NATO officials have confirmed that a helicopter carrying its personnel crashed while attempting to land, killing five, while injuring five others. The helicopter, a Puma Mk2, was coming in to land at NATO’s training and support mission HQ in Kabul, Afghanistan. NATO has identified those who died in the crash, but refused to reveal their identity and asked for a grace period before their names would be released, reported the BBC.
While the Defense Secretary Michael Fallon expressed his “deepest sympathies,” a Ministry of Defense spokesman confirmed that the crash was “an accident and not the result of insurgent activity.” In other words, the helicopter crashed without being fired upon. There have been several instances wherein military vehicles and helicopters have come under fire from ground-based insurgents in the recent past. However, this crash has been determined to be caused by “non-hostile” forces. The helicopter belonged to NATO’s Resolute Support mission, confirmed a statement from the agency.

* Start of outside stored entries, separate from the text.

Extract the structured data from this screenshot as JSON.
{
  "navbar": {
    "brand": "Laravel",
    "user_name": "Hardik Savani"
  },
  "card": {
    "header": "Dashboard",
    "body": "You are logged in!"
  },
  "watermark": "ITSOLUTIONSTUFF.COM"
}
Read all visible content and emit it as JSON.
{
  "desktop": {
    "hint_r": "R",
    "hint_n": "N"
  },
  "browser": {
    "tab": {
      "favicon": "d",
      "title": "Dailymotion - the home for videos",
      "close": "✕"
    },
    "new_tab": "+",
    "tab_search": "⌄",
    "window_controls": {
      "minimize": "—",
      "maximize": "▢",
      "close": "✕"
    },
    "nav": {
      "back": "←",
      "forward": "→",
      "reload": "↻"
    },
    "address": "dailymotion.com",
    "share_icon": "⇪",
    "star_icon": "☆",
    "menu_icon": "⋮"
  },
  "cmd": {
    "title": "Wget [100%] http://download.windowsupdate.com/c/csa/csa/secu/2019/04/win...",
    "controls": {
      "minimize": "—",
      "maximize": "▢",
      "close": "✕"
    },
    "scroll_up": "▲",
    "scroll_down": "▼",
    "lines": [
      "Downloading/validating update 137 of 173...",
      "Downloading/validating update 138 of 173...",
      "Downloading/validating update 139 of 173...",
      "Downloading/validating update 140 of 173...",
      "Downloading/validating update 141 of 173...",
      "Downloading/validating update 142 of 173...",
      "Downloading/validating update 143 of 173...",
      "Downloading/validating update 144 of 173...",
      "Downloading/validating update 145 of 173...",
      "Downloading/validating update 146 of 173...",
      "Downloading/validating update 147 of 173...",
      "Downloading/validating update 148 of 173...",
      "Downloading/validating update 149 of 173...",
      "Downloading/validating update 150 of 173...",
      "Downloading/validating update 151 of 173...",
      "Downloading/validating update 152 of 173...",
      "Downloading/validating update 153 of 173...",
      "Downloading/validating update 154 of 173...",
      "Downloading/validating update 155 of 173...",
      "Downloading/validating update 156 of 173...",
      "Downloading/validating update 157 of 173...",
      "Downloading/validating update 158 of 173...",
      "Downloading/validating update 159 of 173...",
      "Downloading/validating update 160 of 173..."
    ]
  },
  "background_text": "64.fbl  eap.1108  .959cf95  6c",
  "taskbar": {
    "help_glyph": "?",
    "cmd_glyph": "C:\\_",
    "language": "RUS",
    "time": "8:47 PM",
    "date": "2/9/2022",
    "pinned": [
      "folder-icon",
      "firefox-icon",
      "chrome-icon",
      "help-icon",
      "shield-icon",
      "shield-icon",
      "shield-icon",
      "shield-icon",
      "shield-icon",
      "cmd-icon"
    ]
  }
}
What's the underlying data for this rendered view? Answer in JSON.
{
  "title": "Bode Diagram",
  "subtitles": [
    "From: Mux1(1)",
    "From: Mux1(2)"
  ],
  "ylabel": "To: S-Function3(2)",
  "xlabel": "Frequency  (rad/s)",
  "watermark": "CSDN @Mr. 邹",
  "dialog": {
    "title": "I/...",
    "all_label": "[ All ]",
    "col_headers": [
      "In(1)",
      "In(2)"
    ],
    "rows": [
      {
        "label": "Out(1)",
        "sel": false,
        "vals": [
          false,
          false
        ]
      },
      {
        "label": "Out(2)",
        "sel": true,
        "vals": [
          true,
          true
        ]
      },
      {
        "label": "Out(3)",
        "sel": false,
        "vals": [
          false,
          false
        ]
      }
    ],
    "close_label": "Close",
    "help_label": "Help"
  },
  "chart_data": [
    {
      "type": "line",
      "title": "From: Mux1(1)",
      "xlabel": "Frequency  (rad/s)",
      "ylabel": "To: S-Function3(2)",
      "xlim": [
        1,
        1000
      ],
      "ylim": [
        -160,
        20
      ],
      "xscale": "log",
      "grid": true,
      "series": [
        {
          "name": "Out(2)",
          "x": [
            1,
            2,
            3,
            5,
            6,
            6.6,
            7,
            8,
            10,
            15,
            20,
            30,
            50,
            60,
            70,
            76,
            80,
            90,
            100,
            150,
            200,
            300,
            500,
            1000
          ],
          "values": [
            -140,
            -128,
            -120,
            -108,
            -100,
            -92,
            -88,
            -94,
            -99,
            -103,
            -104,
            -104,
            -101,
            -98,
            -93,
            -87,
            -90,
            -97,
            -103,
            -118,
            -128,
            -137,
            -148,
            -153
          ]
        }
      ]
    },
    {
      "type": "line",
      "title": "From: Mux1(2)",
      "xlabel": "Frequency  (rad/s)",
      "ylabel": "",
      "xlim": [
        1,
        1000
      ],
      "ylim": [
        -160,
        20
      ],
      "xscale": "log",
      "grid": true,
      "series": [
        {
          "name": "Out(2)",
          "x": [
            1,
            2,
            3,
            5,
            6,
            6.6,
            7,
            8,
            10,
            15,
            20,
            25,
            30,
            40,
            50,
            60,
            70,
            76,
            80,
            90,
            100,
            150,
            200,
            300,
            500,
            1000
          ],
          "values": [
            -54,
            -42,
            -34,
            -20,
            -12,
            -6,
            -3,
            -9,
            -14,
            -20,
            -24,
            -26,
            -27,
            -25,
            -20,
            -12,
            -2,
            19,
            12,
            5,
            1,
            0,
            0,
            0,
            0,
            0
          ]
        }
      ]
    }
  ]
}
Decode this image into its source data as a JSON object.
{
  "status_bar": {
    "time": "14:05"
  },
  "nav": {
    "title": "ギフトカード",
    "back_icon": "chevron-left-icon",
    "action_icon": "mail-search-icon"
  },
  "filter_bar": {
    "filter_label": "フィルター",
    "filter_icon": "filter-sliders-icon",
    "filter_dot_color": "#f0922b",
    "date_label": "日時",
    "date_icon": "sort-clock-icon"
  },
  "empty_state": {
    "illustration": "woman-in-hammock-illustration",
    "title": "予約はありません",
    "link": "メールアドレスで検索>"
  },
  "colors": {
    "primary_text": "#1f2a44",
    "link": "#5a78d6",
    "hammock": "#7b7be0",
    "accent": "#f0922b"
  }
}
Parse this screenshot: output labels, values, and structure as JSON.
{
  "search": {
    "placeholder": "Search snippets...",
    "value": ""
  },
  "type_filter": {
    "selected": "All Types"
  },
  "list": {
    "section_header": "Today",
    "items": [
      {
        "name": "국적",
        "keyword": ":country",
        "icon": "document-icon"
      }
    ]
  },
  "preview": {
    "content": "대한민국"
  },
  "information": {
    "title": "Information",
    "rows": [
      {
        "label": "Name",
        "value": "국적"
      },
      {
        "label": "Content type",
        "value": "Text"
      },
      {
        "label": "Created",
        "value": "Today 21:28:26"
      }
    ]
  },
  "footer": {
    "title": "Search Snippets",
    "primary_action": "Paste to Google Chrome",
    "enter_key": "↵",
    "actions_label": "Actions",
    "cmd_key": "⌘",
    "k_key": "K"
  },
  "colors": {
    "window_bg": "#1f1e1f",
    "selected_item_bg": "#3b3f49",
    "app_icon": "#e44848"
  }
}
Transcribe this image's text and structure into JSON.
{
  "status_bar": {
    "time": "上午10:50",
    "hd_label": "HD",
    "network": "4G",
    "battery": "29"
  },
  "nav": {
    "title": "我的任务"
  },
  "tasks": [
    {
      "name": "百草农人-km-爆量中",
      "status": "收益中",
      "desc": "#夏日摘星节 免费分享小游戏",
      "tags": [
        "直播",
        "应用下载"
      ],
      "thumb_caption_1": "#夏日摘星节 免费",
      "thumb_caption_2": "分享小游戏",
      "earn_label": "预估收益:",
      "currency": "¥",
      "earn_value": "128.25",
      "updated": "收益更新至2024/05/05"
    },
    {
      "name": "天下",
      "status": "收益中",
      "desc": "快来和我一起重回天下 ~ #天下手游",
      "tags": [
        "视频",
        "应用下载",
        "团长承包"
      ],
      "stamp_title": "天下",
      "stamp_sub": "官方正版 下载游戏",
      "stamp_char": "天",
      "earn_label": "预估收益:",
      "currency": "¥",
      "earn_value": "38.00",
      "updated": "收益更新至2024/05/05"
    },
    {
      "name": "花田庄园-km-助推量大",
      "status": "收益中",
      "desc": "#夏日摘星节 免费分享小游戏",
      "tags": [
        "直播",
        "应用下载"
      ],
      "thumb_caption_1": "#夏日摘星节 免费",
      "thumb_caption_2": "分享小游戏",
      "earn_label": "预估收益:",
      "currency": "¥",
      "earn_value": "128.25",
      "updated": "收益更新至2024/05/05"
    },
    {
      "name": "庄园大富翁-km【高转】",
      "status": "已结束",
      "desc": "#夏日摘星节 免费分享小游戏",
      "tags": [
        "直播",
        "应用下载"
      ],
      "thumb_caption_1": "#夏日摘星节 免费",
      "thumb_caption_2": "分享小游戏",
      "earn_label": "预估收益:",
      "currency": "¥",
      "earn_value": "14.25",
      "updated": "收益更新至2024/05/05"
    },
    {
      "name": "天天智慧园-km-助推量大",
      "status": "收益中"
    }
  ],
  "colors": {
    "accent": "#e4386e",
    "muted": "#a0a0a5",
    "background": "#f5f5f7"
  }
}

“The coalition aircraft crashed with 10 people on board. The incident resulted in the death of five Resolute Support personnel and the injury of five others. It is Resolute Support policy to defer casualty identification to the relevant national authority. The incident is currently under investigation.”
The spokesperson added that the families of the victims have been informed and it is they who have requested for a grace period before the names of those who perished are released. Incidentally, of those killed in the crash in Afghanistan, two belong to the British Royal Air Force (RAF). They have been identified by the Ministry of Defense as Flight Lieutenant Geraint Roberts and Flight Lieutenant Alan Scott, reported the Telegraph.